The Violence Against Women Act of 1994 (VAWA), which was extended in February 2013, is a federal law that provides funding toward investigation and prosecution of violent crimes against women, imposes automatic and mandatory restitution on those convicted, and allows civil redress in cases prosecutors chose to leave unprosecuted. The Act also establishes the Office on Violence Against Women within the Department of Justice. The law’s coverage extends to male victims of domestic violence, and also includes dating violence, sexual assault, and stalking. Since the extension and expansion of VAWA earlier this year, a number of states have taken steps to enact domestic violence laws, or to strengthen existing legislation in that area.
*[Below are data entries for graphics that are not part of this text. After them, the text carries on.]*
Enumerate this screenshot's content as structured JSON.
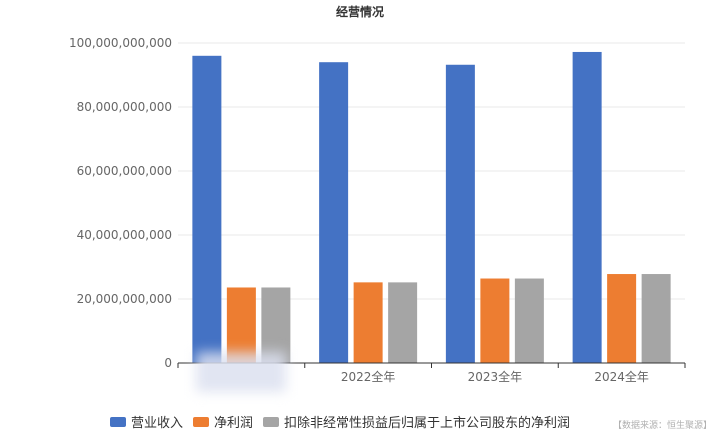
{
  "chart_data": {
    "type": "bar",
    "title": "经营情况",
    "categories": [
      "",
      "2022全年",
      "2023全年",
      "2024全年"
    ],
    "series": [
      {
        "name": "营业收入",
        "color": "#4472c4",
        "values": [
          96000000000,
          94000000000,
          93200000000,
          97200000000
        ]
      },
      {
        "name": "净利润",
        "color": "#ed7d31",
        "values": [
          23600000000,
          25200000000,
          26400000000,
          27800000000
        ]
      },
      {
        "name": "扣除非经常性损益后归属于上市公司股东的净利润",
        "color": "#a5a5a5",
        "values": [
          23600000000,
          25200000000,
          26400000000,
          27800000000
        ]
      }
    ],
    "ylim": [
      0,
      100000000000
    ],
    "yticks": [
      "0",
      "20,000,000,000",
      "40,000,000,000",
      "60,000,000,000",
      "80,000,000,000",
      "100,000,000,000"
    ],
    "grid": true,
    "legend_position": "bottom"
  },
  "source_note": "【数据来源：恒生聚源】"
}
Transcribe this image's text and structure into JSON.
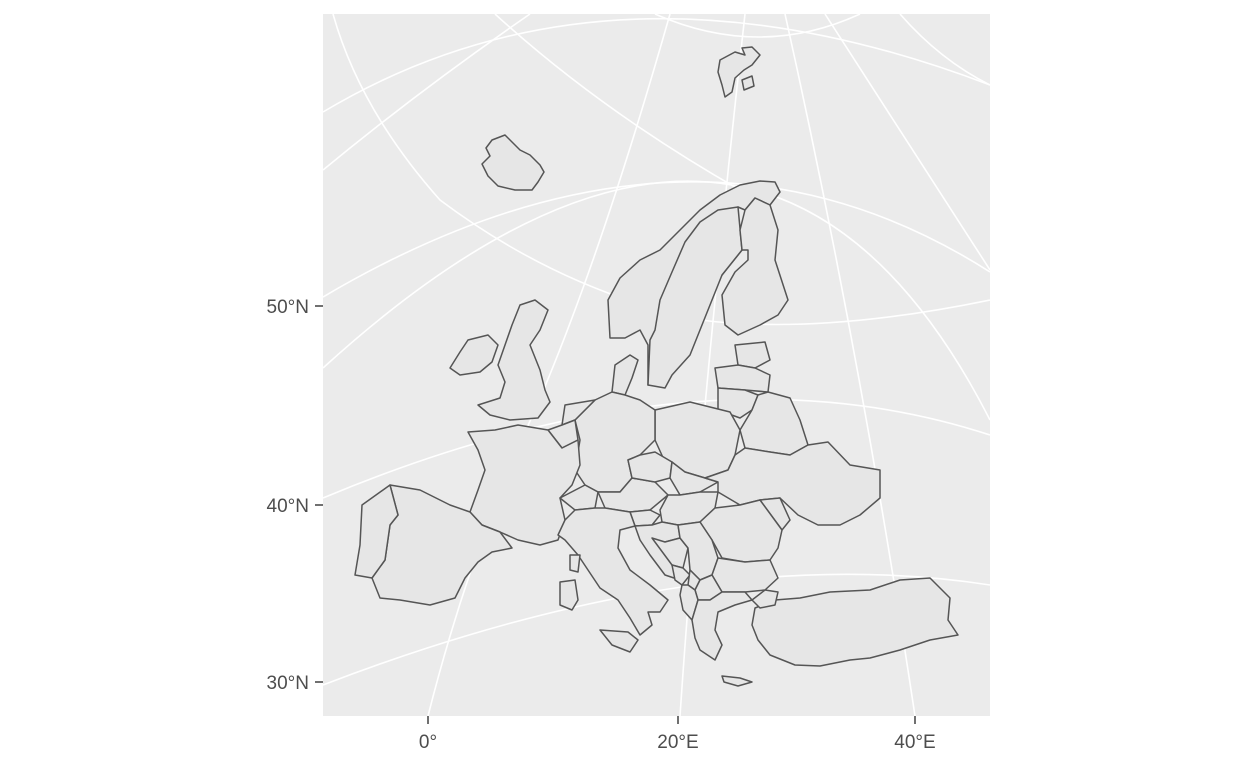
{
  "map": {
    "projection": "conic",
    "panel_color": "#ebebeb",
    "land_fill": "#e6e6e6",
    "border_color": "#555555",
    "grid_color": "#ffffff",
    "y_axis_labels": [
      "50°N",
      "40°N",
      "30°N"
    ],
    "x_axis_labels": [
      "0°",
      "20°E",
      "40°E"
    ]
  }
}
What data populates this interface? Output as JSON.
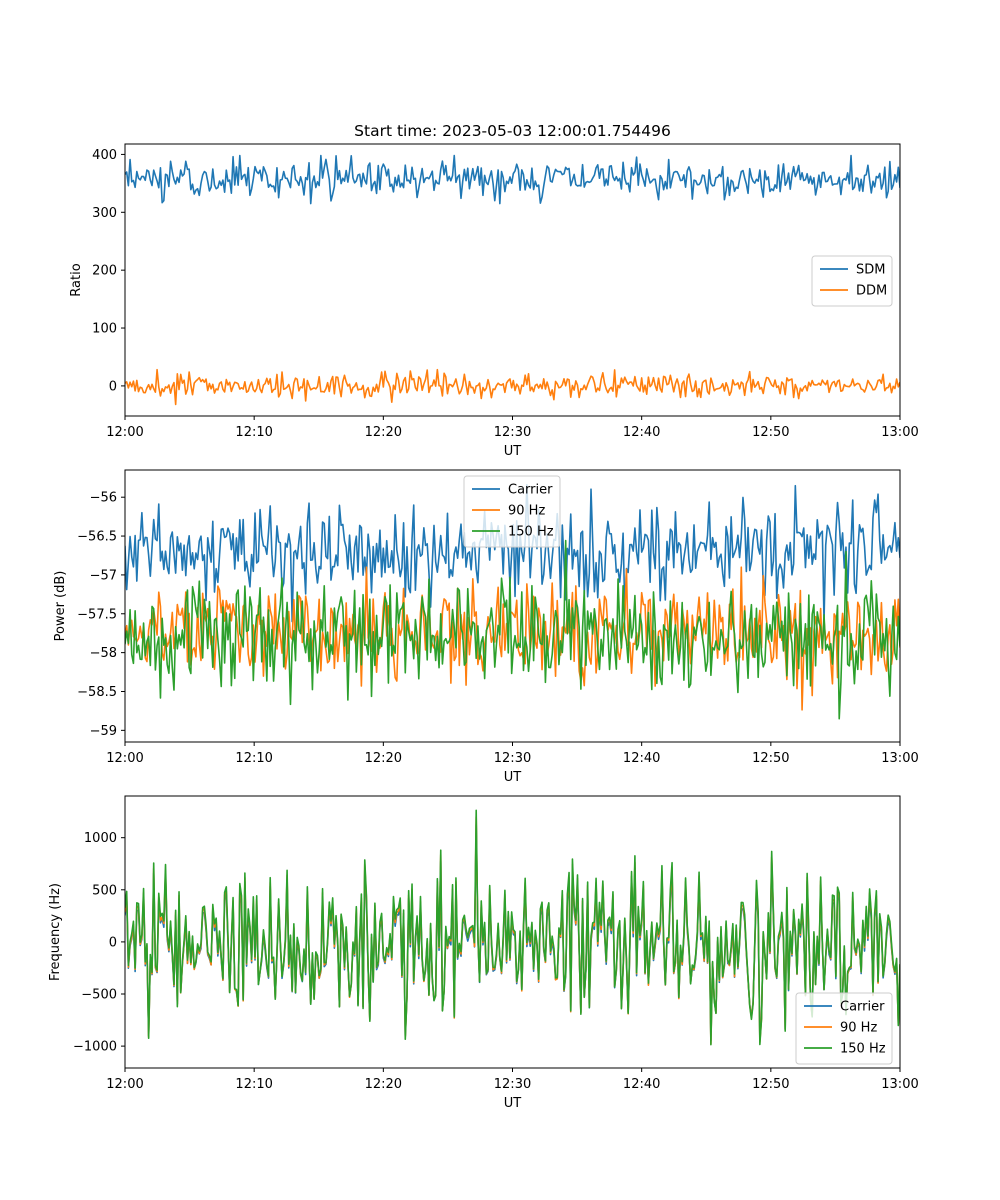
{
  "figure": {
    "title": "Start time: 2023-05-03 12:00:01.754496"
  },
  "chart_data": [
    {
      "type": "line",
      "id": "ratio",
      "xlabel": "UT",
      "ylabel": "Ratio",
      "xlim": [
        "12:00",
        "13:00"
      ],
      "ylim": [
        -52,
        418
      ],
      "xticks": [
        "12:00",
        "12:10",
        "12:20",
        "12:30",
        "12:40",
        "12:50",
        "13:00"
      ],
      "yticks": [
        0,
        100,
        200,
        300,
        400
      ],
      "grid": false,
      "legend_position": "center-right",
      "series": [
        {
          "name": "SDM",
          "color": "#1f77b4",
          "mean": 358,
          "amplitude": 16,
          "min": 315,
          "max": 398
        },
        {
          "name": "DDM",
          "color": "#ff7f0e",
          "mean": 0,
          "amplitude": 10,
          "min": -32,
          "max": 28
        }
      ]
    },
    {
      "type": "line",
      "id": "power",
      "xlabel": "UT",
      "ylabel": "Power (dB)",
      "xlim": [
        "12:00",
        "13:00"
      ],
      "ylim": [
        -59.15,
        -55.65
      ],
      "xticks": [
        "12:00",
        "12:10",
        "12:20",
        "12:30",
        "12:40",
        "12:50",
        "13:00"
      ],
      "yticks": [
        -59.0,
        -58.5,
        -58.0,
        -57.5,
        -57.0,
        -56.5,
        -56.0
      ],
      "grid": false,
      "legend_position": "top-center",
      "series": [
        {
          "name": "Carrier",
          "color": "#1f77b4",
          "mean": -56.7,
          "amplitude": 0.3,
          "min": -57.6,
          "max": -55.7
        },
        {
          "name": "90 Hz",
          "color": "#ff7f0e",
          "mean": -57.75,
          "amplitude": 0.3,
          "min": -58.95,
          "max": -56.9
        },
        {
          "name": "150 Hz",
          "color": "#2ca02c",
          "mean": -57.8,
          "amplitude": 0.35,
          "min": -58.85,
          "max": -56.5
        }
      ]
    },
    {
      "type": "line",
      "id": "frequency",
      "xlabel": "UT",
      "ylabel": "Frequency (Hz)",
      "xlim": [
        "12:00",
        "13:00"
      ],
      "ylim": [
        -1210,
        1400
      ],
      "xticks": [
        "12:00",
        "12:10",
        "12:20",
        "12:30",
        "12:40",
        "12:50",
        "13:00"
      ],
      "yticks": [
        -1000,
        -500,
        0,
        500,
        1000
      ],
      "grid": false,
      "legend_position": "bottom-right",
      "series": [
        {
          "name": "Carrier",
          "color": "#1f77b4",
          "mean": -20,
          "amplitude": 330,
          "min": -1120,
          "max": 1260
        },
        {
          "name": "90 Hz",
          "color": "#ff7f0e",
          "mean": 0,
          "amplitude": 330,
          "min": -1100,
          "max": 1270
        },
        {
          "name": "150 Hz",
          "color": "#2ca02c",
          "mean": 20,
          "amplitude": 330,
          "min": -1080,
          "max": 1280
        }
      ]
    }
  ]
}
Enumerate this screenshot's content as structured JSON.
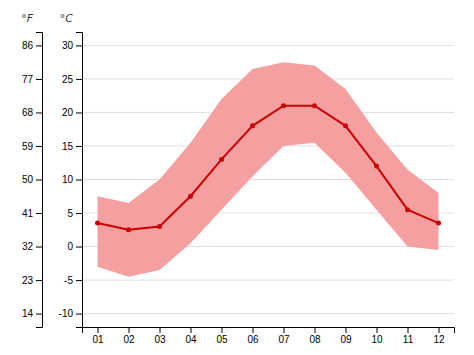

On July 17, 2013, Governor Chris Christie signed into law the“New Jersey Security and Financial Empowerment Act,” which provides certain work-leave rights to victims of domestic violence and sexual assault, and creates additional notice obligations for New Jersey public and private employers with 25 or more employees. Under the Act, an eligible employee – defined as one who has been employed for at least 12 months and has worked at least 1,000 base hours during the 12-month period immediately preceding the leave – (1) who is a victim of an incident of domestic violence or a sexually violent offense, or (2) whose child, parent, spouse, domestic partner, or civil union partner (hereinafter, “relative”) is such a victim, is entitled to 20 days of unpaid leave in the 12-month period following the incident of domestic violence or sexual assault. An employee also is entitled to 20 days of leave for any subsequent incident of domestic violence or sexual assault within 12 months of that incident; however, the Act appears to limit an employee to no more than 20 days of leave over any 12-month period.

The leave may be taken intermittently in intervals of no less than a day, and can be used for the following reasons:

• seeking medical attention for, or recovering from, physical or psychological injuries caused by domestic or sexual violence to the employee or the employee’s relative;

• obtaining services from a victim services organization for the employee or the employee’s relative;

• obtaining psychological or other counseling for the employee or the employee’s relative;

• participating in safety planning, temporarily or permanently relocating, or taking other actions to increase the safety of the employee or the employee’s relative from future domestic or sexual violence or to ensure economic security;

• seeking legal assistance or remedies to ensure the health and safety of the employee or the employee’s relative, including preparing for, or participating in, any civil or criminal legal proceeding related to or derived from domestic or sexual violence; or

• attending, participating in, or preparing for a criminal or civil court proceeding relating to an incident of domestic or sexual violence of which the employee or the employee’s relative was a victim.

An eligible employee may elect to use, or an employer may require the employee to use, his or her accrued paid vacation leave, personal leave, or medical or sick leave while taking leave under the Act. In such cases, the employee’s paid leave will run concurrently with the unpaid leave provided by the Act. Similarly, if an employee requests leave for a reason covered by both the Act and the New Jersey Family Leave Act or the federal Family and Medical Leave Act, the leave will count simultaneously against the employee’s entitlement under each respective law.

Employees seeking leave under the Act must provide their employers with advance written notice when such leave is foreseeable, and as far in advance as is reasonably practical under the circumstances. Employers may require documentation from employees to substantiate the need for leave, and the Act provides a list of the types of documentation that would be viewed as “sufficient” (e.g., a domestic violence restraining order, a letter from the prosecutor, etc.). The employer must keep any such documentation strictly confidential, unless disclosure is voluntarily authorized by the employee or required by a federal or state law, rule, or regulation.

Employers also must conspicuously display a notice of employees’ rights and obligations under the Act, in a form to be provided by the Department of Labor and Workforce Development, and to use “other appropriate means to keep its employees informed.” It is not yet clear what employers must do to comply with this “other appropriate means” provision. It also is unclear when the formal notice will be made available, but the Act itself becomes effective on October 1, 2013.

Finally, employers are prohibited from discriminating or retaliating against employees for exercising their rights under the Act. Aggrieved employees can bring (within one year of the alleged violation) a private cause of action in New Jersey Superior Court and can recover the full range of damages and attorneys’ fees allowed under other employment-related laws. A court may also order civil fines of no less than $1,000 and no more than $2,000 for a first violation, and up to $5,000 for subsequent violations.